Oscar Combs worked as a coal miner for over thirty years, ending in 1980. He filed an application for benefits under the Black Lung Benefits Act and received a hearing before an administrative law judge (ALJ) where he was represented by counsel. The ALJ found that Combs, having worked in the mines for over fifteen years, was entitled to a presumption of pneumoconiosis under 20 C.F.R. § 718.305 (1988) if he could produce evidence of a totally disabling respiratory or pulmonary impairment. See 20 C.F.R. § 718.204(c) (1988) (setting forth medical criteria for proof of total respiratory impairment). After reviewing medical test results and Combs' clinical record, the ALJ concluded there was insufficient evidence that Combs was completely impaired and therefore denied benefits. The Benefits Review Board upheld the ALJ.

Combs now appeals.

Combs argues that the great weight of the evidence proves that he suffers from pneumoconiosis as defined by 20 C.F.R. § 718.201 (1988). He further contends that he is totally disabled and that the "reasoned medical judgment" of Dr. Ross Newman, his treating physician from February 1980 through April 1982, provides the necessary medical evidence. Combs also contends that the opinion of Dr. John Daniel, the employer's physician does not address the main statutory criteria and was overly weighted by the ALJ.

We find, however, that the ALJ's opinion was supported by substantial evidence. See Napier v. Director, OWCP, 890 F.2d 669, 671 (4th Cir. 1989). Although Combs provided objective medical evidence, such as pulmonary function studies, blood gases, and X-rays, none of the test results qualified him for disability benefits under 20 C.F.R. § 718.204(c) (1)-(3) (1988). The remaining way that Combs could have shown total disability was to present evidence that "a physician exercising reasoned medical judgment, based on medically acceptable clinical and laboratory diagnostic techniques, concludes that a miner's respiratory or pulmonary condition prevents or prevented the miner from engaging in employment." 20 C.F.R. § 718.204(c) (4) (1988).
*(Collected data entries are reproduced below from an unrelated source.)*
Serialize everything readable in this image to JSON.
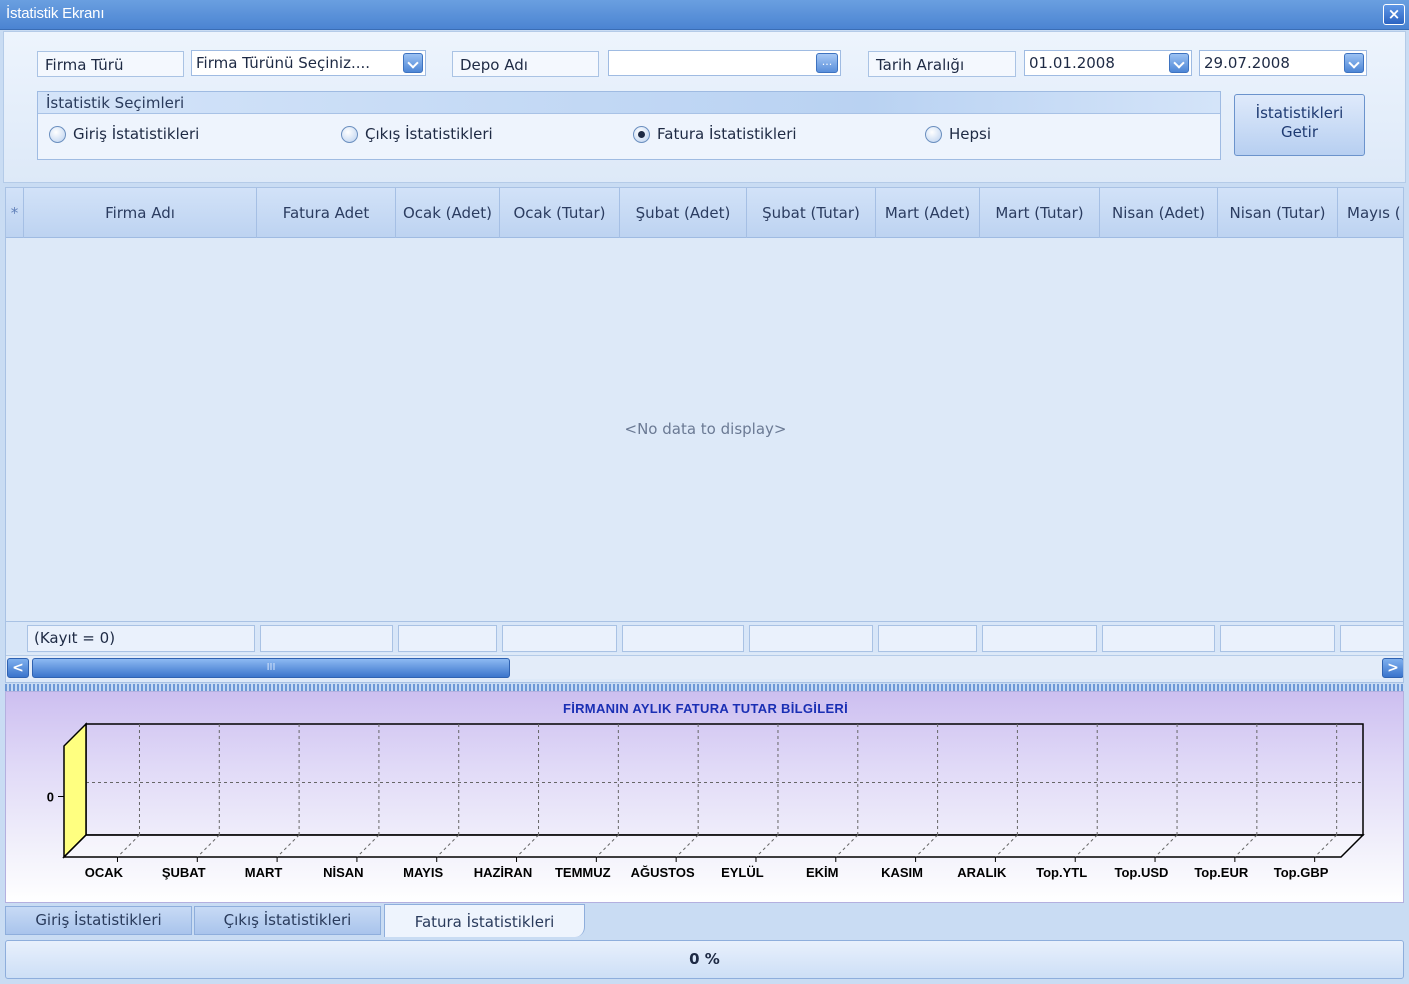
{
  "window": {
    "title": "İstatistik Ekranı",
    "close_glyph": "×"
  },
  "filters": {
    "firma_turu_label": "Firma Türü",
    "firma_turu_value": "Firma Türünü Seçiniz....",
    "depo_label": "Depo Adı",
    "depo_value": "",
    "depo_button_glyph": "...",
    "tarih_label": "Tarih Aralığı",
    "date_from": "01.01.2008",
    "date_to": "29.07.2008"
  },
  "stat_selection": {
    "title": "İstatistik Seçimleri",
    "options": [
      {
        "label": "Giriş İstatistikleri",
        "checked": false
      },
      {
        "label": "Çıkış İstatistikleri",
        "checked": false
      },
      {
        "label": "Fatura İstatistikleri",
        "checked": true
      },
      {
        "label": "Hepsi",
        "checked": false
      }
    ]
  },
  "get_button": {
    "line1": "İstatistikleri",
    "line2": "Getir"
  },
  "grid": {
    "new_row_glyph": "*",
    "columns": [
      "Firma Adı",
      "Fatura Adet",
      "Ocak (Adet)",
      "Ocak (Tutar)",
      "Şubat (Adet)",
      "Şubat (Tutar)",
      "Mart (Adet)",
      "Mart (Tutar)",
      "Nisan (Adet)",
      "Nisan (Tutar)",
      "Mayıs ("
    ],
    "empty_text": "<No data to display>",
    "footer_count": "(Kayıt = 0)",
    "scroll_left_glyph": "<",
    "scroll_right_glyph": ">",
    "scroll_thumb_grip": "III"
  },
  "chart_data": {
    "type": "bar",
    "title": "FİRMANIN AYLIK FATURA TUTAR BİLGİLERİ",
    "categories": [
      "OCAK",
      "ŞUBAT",
      "MART",
      "NİSAN",
      "MAYIS",
      "HAZİRAN",
      "TEMMUZ",
      "AĞUSTOS",
      "EYLÜL",
      "EKİM",
      "KASIM",
      "ARALIK",
      "Top.YTL",
      "Top.USD",
      "Top.EUR",
      "Top.GBP"
    ],
    "values": [
      0,
      0,
      0,
      0,
      0,
      0,
      0,
      0,
      0,
      0,
      0,
      0,
      0,
      0,
      0,
      0
    ],
    "y_ticks": [
      "0"
    ],
    "grid": true,
    "three_d": true,
    "wall_color": "#ffff80"
  },
  "tabs": [
    {
      "label": "Giriş İstatistikleri",
      "active": false
    },
    {
      "label": "Çıkış İstatistikleri",
      "active": false
    },
    {
      "label": "Fatura İstatistikleri",
      "active": true
    }
  ],
  "progress": {
    "text": "0 %",
    "value": 0
  }
}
Dr. Newman's reports, however, on which Combs relies heavily, show both pulmonary and cardiac dysfunction, with the cardiac problems of greater concern. Although Dr. Newman reported a finding of pneumoconiosis, he did not opine that Combs was totally disabled by this condition. The ALJ simply credited the opinion of Dr. Daniel that Combs "could tolerate mild to moderate manual labor from a pulmonary standpoint" over the insufficient evidence provided by Dr. Newman. In light of the full medical evidence and opinions available to and considered by the ALJ, we conclude that the judgment denying benefits was supported by substantial evidence.

The judgment of the Benefits Review Board is hereby AFFIRMED.